Diana Taylor Speaks on "Archiving the 'Thing'"

April 1, 2015


Join us for this special presentation with Dr. Diana Taylor, a University Professor and Professor of Performance Studies and Spanish at NYU, as she presents in the final event in the Gale Memorial Lecture Series 2014-15. For reference, see the event flyer. The event is co-sponsored by the UNM Department of Art and Art History, Art & Ecology program, and the Latin American & Iberian Institute.

In this lecture on "Archiving the 'Thing,'" Taylor refers to "Bom Retiro 958 metros," a performance by Brazil's theatre company, Teatro da Vertigem, which leads us on a walk through São Paulo's phantasmagoric world of things--things in a state of consumer glory, in use, in disuse, and in various stages of disintegration. This experiential piece challenges many of our assumptions about the desire to accumulate, transform, archive, and collect 'things' as we move through the underside of this immigrant neighborhood.

Taylor is University Professor and Professor of Performance Studies and Spanish at NYU. She is the author of Theatre of Crisis: Drama and Politics in Latin America (1991), which won the Best Book Award given by New England Council on Latin American Studies and Honorable Mention in the Joe E. Callaway Prize for the Best Book on Drama, of Disappearing Acts: Spectacles of Gender and Nationalism in Argentina's 'Dirty War', Duke U.P., 1997, and The Archive and the Repertoire: Performing Cultural Memory in the Americas (Duke U.P., 2003) which won the ATHE Research Award in Theatre Practice and Pedagogy and the Modern Language Association Katherine Singer Kovacs Prize for the best book in Latin American and Spanish Literatures and Culture (2004).
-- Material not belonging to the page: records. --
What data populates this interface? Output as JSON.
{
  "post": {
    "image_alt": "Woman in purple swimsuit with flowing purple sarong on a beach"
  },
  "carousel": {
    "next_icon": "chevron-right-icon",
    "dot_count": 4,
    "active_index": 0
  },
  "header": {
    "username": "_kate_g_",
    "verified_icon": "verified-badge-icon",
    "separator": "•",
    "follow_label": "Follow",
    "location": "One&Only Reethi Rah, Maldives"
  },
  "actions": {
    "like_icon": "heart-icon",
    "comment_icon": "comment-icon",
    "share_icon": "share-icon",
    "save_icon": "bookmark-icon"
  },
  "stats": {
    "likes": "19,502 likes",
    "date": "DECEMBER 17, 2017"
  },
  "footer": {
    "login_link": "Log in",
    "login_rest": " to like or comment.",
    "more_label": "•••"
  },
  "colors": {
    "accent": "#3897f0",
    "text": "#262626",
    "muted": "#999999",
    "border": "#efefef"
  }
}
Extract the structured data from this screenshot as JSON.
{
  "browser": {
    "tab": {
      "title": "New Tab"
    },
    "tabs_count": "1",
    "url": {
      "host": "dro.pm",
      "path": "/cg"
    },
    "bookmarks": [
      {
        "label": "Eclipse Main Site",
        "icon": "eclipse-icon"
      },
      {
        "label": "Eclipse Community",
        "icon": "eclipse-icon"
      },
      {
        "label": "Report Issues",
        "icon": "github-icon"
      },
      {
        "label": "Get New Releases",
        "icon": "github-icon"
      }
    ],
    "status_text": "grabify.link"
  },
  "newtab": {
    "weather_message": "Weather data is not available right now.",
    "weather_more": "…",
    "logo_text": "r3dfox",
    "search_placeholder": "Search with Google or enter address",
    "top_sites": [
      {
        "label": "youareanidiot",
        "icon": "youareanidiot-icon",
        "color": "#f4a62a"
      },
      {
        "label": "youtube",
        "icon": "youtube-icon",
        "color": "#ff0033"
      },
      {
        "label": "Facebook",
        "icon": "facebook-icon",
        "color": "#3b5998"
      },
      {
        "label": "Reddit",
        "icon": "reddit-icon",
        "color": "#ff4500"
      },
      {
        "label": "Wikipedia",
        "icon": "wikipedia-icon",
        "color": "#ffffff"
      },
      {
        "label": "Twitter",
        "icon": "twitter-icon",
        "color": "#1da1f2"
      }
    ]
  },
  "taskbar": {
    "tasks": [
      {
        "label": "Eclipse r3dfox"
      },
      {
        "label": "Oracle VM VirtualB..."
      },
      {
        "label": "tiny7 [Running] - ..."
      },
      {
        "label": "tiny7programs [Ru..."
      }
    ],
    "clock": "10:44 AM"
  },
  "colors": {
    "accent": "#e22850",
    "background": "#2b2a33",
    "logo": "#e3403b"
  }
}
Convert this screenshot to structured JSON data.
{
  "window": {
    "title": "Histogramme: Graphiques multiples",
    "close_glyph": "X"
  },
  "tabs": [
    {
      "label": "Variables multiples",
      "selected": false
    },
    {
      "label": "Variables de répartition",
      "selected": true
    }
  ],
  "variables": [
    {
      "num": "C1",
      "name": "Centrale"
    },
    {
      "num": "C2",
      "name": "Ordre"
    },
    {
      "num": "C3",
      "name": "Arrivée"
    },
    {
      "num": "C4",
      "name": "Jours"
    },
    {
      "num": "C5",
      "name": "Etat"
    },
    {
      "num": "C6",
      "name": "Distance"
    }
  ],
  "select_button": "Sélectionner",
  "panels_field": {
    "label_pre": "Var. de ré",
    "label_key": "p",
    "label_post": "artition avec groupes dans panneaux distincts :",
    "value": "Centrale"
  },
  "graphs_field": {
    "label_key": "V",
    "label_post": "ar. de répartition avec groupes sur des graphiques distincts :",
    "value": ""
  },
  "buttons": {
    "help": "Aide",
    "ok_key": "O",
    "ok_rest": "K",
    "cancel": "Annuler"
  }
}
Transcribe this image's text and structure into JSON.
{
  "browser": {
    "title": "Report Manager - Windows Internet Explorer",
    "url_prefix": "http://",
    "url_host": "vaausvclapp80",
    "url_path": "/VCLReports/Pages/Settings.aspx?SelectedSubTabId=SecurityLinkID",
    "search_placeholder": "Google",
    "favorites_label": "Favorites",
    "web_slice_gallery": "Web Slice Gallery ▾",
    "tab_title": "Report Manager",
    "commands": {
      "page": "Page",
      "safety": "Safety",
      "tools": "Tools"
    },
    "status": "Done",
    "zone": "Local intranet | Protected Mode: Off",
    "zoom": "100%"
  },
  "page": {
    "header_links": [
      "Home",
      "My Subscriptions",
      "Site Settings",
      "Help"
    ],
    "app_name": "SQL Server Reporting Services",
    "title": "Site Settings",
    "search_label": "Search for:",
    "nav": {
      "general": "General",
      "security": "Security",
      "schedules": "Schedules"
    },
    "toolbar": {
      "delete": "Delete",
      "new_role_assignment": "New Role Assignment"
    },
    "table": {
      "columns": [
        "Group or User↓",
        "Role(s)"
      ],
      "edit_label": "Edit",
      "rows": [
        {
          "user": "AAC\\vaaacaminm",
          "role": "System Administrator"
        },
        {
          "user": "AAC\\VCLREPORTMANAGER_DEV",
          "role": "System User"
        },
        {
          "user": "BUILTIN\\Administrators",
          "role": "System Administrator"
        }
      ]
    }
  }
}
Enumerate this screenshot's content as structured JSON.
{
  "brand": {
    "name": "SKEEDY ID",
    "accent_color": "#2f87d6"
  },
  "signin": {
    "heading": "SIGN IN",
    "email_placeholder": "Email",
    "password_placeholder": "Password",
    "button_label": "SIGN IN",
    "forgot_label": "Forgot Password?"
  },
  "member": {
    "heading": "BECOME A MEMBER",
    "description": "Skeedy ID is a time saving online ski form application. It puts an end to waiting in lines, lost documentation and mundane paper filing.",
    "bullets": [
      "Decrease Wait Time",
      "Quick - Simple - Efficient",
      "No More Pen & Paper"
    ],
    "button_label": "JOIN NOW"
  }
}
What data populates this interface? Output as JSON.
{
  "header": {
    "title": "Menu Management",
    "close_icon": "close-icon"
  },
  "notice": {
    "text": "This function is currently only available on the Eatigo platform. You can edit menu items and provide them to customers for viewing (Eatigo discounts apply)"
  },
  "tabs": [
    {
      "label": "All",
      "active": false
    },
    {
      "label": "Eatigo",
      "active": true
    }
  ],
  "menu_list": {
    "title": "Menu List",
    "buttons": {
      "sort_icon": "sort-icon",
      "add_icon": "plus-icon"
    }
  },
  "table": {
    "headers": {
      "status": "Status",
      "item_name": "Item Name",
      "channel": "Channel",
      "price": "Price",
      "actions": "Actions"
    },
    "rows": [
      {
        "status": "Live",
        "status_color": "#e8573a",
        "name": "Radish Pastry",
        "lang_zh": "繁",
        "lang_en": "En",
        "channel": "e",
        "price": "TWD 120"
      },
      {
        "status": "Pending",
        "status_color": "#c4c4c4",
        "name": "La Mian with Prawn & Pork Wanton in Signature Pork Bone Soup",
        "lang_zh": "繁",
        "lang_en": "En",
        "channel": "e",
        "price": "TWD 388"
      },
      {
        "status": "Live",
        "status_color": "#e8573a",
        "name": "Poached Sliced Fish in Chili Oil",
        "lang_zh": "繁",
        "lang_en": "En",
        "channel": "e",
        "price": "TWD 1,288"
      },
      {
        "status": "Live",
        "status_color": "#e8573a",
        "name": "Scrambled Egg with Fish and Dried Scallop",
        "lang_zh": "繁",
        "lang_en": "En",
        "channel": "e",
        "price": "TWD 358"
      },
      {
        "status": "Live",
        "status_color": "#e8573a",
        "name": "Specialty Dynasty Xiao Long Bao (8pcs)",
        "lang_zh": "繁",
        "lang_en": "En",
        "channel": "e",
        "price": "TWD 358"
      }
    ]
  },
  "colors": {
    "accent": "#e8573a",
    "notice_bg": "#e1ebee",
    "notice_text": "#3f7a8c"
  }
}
The Archive and the Repertoire has been translated into Portuguese by Eliana Lourenç o de Lima Reis (Belo Horizonte, Brazil: Universidade Federal de Minas Gerais 2012) and Spanish by Anabelle Contreras (Santiago de Chile: Ediciones Universidad Alberto Hurtado, 2014.) Her most recent book, PERFORMANCE, is forthcoming with Duke U.P. Taylor is the recipient of the Guggenheim Fellowship in 2005 and the ACLS Digital Innovation Fellowship, 2013-14. Currently, she serves as Second Vice President of the MLA to assume the presidency in 2017. Diana Taylor is founding Director of the Hemispheric Institute of Performance and Politics, funded by the Ford, Mellon, Rockefeller, Rockefeller Brothers and Henry Luce Foundations.